2018年12月05日 | 奈良にこだわる
NPO法人「奈良まほろばソムリエの会」は、毎週木曜日、毎日新聞奈良版に「ディスカバー!奈良」を連載している。先週(11/29)掲載されたのは「愛され続ける古都の鹿 奈良市の南都八景」、執筆されたのは奈良市在住の久門たつおさんである。
※トップ写真は、昔も今も親しまれている奈良の鹿

皆さんは「南都八景」をご存じだろうか。『デジタル大辞泉』「南都八景」によると《南都(奈良)の八つの景勝。東大寺の鐘、春日野の鹿、南円堂の藤、猿沢池の月、佐保川の蛍、雲井阪(くもいさか)の雨、轟橋(とどろきばし)の旅人、三笠山の雪》とある。

さらに『世界大百科事典』の「奈良市」によると、室町時代《大和守護の興福寺は奈良においても強権をふるい,東大寺郷などにもその司法警察権を行使した。この警察権の行使に起用されたのが衆徒(しゅと)だが,1428年(正長1)正長の土一揆に対して徳政令を発するなど下剋上の勢いを示した。同じく郷民も商工業の発達によって成長して郷民自治を要求した。南都八景などが喧伝されて,旅宿が発達,酒のほか人形,墨がみやげ物となった》。

奈良の観光が活性化するほど「南都八景」は威力があったのだ。奈良はこのようなパワーのある観光コンテンツを、現代においてこそ発掘しなければいけないのではないか。ぼやくのはこれくらいにして、最後に久門さんの記事全文を紹介する。


轟橋の石碑(右)と雲居坂の石碑(左上)

南都八景とは「猿沢池月」(読みは「猿沢池の月」のように「の」を入れます)「東大寺鐘」「春日野鹿」など奈良市の奈良公園周辺の昔の名所を八つ集めたものです。室町中期、将軍・足利義政が南都を訪ねたころ選定されたようで、絵画の題材や和歌などに使われてきました。後の五つは「南円堂藤」「佐保川蛍」「三笠山雪」「雲居坂雨」「轟(とどろき)橋旅人」です。

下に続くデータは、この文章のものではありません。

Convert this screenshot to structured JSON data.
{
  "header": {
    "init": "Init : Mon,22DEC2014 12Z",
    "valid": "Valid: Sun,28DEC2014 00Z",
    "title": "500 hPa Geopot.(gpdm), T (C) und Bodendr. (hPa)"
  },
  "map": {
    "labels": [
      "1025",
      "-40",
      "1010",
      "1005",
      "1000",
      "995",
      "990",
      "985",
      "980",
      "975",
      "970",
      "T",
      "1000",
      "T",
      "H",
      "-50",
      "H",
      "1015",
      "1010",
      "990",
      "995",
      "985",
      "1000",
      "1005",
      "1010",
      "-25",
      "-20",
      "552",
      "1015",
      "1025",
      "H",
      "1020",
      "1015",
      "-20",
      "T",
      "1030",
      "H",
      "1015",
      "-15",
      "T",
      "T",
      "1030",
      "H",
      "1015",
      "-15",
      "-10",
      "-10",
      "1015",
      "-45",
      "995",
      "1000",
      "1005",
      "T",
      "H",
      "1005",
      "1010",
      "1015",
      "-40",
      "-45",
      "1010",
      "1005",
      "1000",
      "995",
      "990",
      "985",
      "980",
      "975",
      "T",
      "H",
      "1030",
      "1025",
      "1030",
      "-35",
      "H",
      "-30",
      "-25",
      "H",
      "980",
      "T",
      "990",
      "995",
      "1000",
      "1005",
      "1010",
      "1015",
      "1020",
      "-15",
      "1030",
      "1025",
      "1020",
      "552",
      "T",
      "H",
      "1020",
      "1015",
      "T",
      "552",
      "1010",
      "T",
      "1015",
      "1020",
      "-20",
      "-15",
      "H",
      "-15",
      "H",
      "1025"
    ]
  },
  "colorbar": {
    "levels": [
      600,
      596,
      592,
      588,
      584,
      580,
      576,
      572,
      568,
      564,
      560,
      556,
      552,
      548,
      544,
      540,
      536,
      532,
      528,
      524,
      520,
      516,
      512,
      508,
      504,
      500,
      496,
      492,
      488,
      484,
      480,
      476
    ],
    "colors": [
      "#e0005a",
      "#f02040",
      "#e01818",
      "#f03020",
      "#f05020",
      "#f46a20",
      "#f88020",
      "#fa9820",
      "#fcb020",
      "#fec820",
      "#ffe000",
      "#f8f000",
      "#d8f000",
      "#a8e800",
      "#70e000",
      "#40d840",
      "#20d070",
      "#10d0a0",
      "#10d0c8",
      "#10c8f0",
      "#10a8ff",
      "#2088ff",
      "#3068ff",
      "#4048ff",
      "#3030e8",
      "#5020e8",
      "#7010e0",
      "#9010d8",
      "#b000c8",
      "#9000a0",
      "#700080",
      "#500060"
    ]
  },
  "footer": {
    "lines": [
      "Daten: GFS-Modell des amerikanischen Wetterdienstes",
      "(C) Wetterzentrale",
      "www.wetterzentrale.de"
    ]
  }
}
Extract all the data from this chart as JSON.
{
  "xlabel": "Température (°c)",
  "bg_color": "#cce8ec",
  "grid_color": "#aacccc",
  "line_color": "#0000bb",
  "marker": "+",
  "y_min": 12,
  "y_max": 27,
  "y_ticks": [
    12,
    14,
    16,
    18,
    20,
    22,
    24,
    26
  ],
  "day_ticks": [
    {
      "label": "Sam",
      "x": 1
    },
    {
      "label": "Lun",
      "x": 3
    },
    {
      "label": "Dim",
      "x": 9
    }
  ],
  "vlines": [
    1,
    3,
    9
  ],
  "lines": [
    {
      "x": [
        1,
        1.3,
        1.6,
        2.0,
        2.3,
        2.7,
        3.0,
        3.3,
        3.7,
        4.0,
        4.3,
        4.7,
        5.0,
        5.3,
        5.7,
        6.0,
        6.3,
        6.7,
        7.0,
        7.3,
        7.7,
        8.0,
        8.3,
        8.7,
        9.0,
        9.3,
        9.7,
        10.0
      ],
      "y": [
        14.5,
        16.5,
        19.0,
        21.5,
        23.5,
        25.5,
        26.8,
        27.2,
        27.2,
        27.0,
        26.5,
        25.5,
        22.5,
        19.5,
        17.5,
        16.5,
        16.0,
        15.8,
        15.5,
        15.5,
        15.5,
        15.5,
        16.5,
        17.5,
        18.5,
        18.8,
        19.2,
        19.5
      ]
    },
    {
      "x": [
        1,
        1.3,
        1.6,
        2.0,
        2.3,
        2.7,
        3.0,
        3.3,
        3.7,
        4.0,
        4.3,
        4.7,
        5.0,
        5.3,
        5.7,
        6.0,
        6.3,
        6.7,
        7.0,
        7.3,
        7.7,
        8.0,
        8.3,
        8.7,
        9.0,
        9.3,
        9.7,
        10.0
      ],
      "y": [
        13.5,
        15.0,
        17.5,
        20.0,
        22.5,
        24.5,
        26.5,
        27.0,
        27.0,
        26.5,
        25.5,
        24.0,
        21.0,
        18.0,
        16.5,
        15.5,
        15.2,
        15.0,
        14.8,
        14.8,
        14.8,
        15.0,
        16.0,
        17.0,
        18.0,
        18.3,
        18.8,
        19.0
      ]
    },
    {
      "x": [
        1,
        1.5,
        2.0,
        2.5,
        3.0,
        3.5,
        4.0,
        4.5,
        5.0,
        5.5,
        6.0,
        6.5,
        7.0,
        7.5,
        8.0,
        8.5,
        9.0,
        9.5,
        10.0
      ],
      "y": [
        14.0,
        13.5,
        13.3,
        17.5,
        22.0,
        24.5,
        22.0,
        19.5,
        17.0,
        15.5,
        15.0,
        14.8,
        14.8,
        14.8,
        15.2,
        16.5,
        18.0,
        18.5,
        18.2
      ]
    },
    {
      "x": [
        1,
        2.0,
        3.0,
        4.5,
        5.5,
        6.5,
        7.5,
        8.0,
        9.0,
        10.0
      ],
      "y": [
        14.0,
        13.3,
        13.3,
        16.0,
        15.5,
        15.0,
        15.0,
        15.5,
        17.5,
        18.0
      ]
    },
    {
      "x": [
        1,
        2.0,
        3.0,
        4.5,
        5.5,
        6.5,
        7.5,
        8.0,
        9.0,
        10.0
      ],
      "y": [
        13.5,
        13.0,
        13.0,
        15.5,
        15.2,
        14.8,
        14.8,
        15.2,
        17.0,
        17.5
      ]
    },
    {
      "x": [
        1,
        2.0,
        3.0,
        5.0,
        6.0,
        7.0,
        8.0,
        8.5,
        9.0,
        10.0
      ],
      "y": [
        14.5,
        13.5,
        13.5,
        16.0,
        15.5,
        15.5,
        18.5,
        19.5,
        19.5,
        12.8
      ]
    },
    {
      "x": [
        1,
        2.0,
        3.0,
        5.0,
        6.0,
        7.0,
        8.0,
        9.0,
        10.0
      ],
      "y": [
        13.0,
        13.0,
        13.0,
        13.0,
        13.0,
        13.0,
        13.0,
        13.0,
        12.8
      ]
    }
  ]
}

聞き慣れない雲居坂と轟橋ですが、ともに県庁東交差点から国道369号(かつての京街道)を北へ約200メートル行った東側に石碑が並んでおり、その辺りにあったようです。京などからの旅人が京街道の雲居坂を上ってきて、かつての𠮷城川の分水にかかる轟橋の近くまで来ると、西側に眺望が広がったそうです。雲居坂が雨との組み合わせになっているのは、雲と雨の関係からといいます。

八景の元祖は11世紀、北宋時代の瀟湘(しょうしょう)八景で、江戸初期に近江八景が誕生しました。これらと南都八景は「月」「鐘」「雪」「雨」が共通します。南都八景には「鹿」が入っており、昔からアイドルだったのでしょうね。

■メモ 三笠山は春日山西峰の御蓋(みかさ)山説が有力ですが、若草山説もあります。佐保川は正倉院の北を南西方向に流れています(奈良まほろばソムリエの会理事 久門たつお)。